Ia berharap, melalui raperda tersebut, dapat memberikan layanan kepada masyarakat secara efektif dan efisien dalam penanggulangan TBC. Hal itu juga sejalan dengan program prioritas 100 hari kerja kepemimpinannya di periode kedua ini.

“Ini sebagai bentuk kepedulian semua pihak mengingat Indonesia berada di peringkat kedua dunia penyebaran TBC tertinggi setelah India menurut data World Health Organization (WHO),” ujarnya.

Sebagai upaya lain dalam meminimalisir TBC, pihaknya turut menginisiasi penyusunan Raperda Kawasan Tanpa Rokok (KTR) dengan menambah ruang lingkup diberlakukannya KTR, diantaranya tempat wisata, taman kota, fasilitas olahraga baik milik pemerintah maupun swasta.

Selanjutnya tempat hiburan, tempat rekreasi, halte, terminal angkutan umum, pelabuhan hingga bandar udara.
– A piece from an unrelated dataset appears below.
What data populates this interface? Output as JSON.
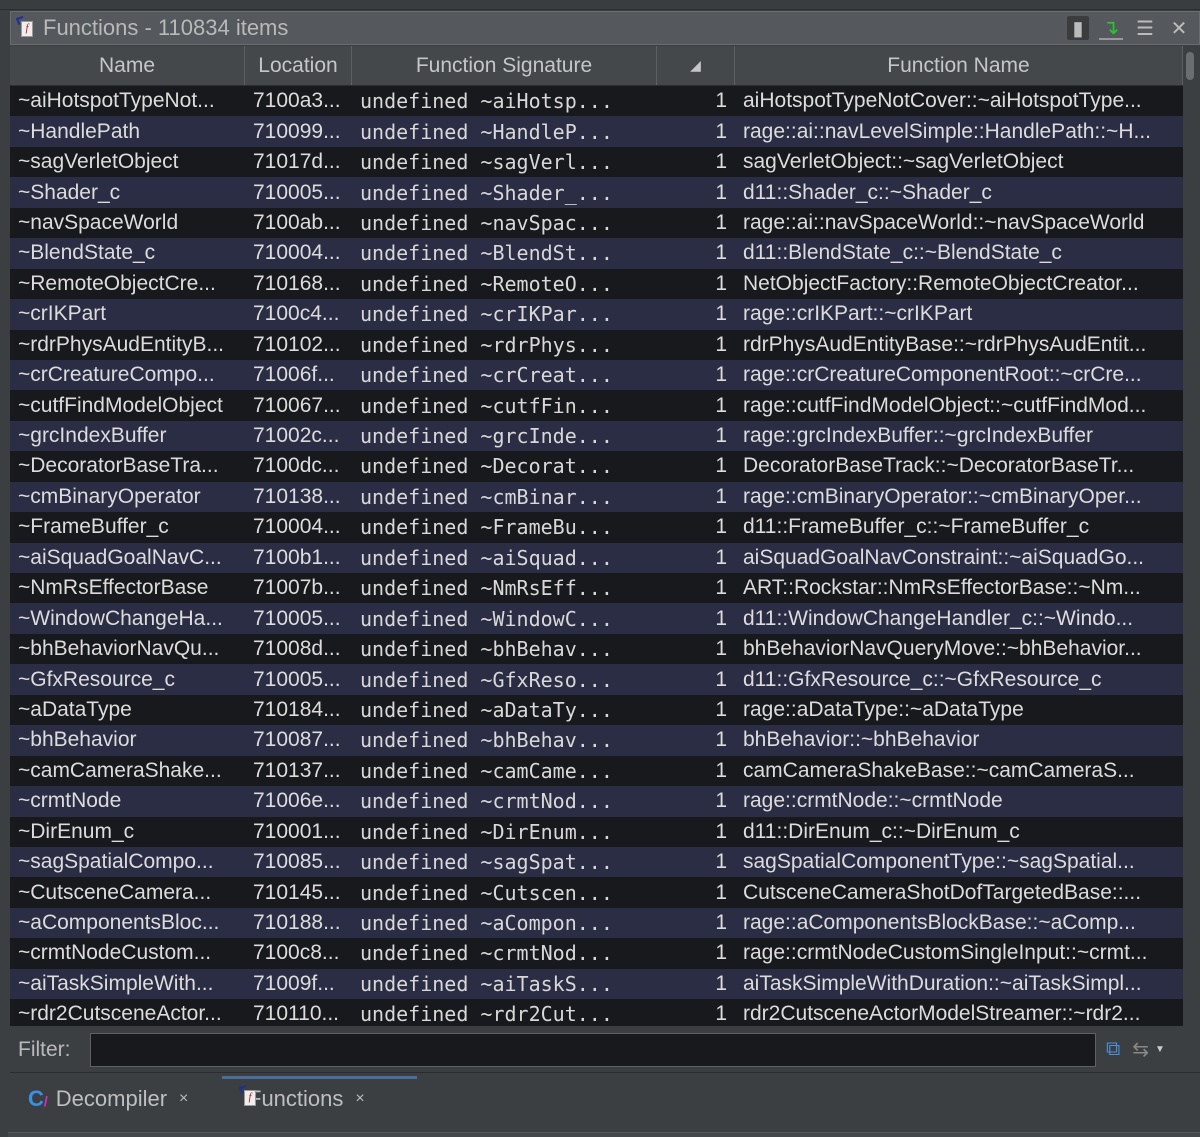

Penambahan ini juga mengatur tentang rokok elektrik yang sebelumnya belum terdapat secara eksplisit dalam Perda Nomor 10 Tahun 2010.

“Hal baru di dalam raperda ini juga mengatur sanksi biaya paksaan penegak hukum yang setiap denda dari pelanggaran akan masuk ke dalam kas daerah. Beberapa penyesuaian ini kita usulkan karena Perda sebelumnya tidak sesuai lagi dengan peraturan perundang-undangan di atasnya,” kata Edi Kamtono.

Sementara itu, Ketua Tim Panja Pengawasan Percepatan Eliminasi Tuberculosis (TBC) dari Komisi IX DPR RI l, Nihayatul Wafiroh mengatakan, pihaknya melakukan kunjungan kerja ke Provinsi Kalbar dalam rangka memantau langsung penanganan penyakit TBC di provinsi ini. Dipilihnya Kalbar sebagai lokasi kunjungan karena meski bukan termasuk daerah dengan prevalensi TBC tertinggi, wilayah ini memiliki tantangan tersendiri dalam penanganan kesehatan masyarakat.

“Terutama karena kondisi geografis yang luas dan terpencar,” terangnya.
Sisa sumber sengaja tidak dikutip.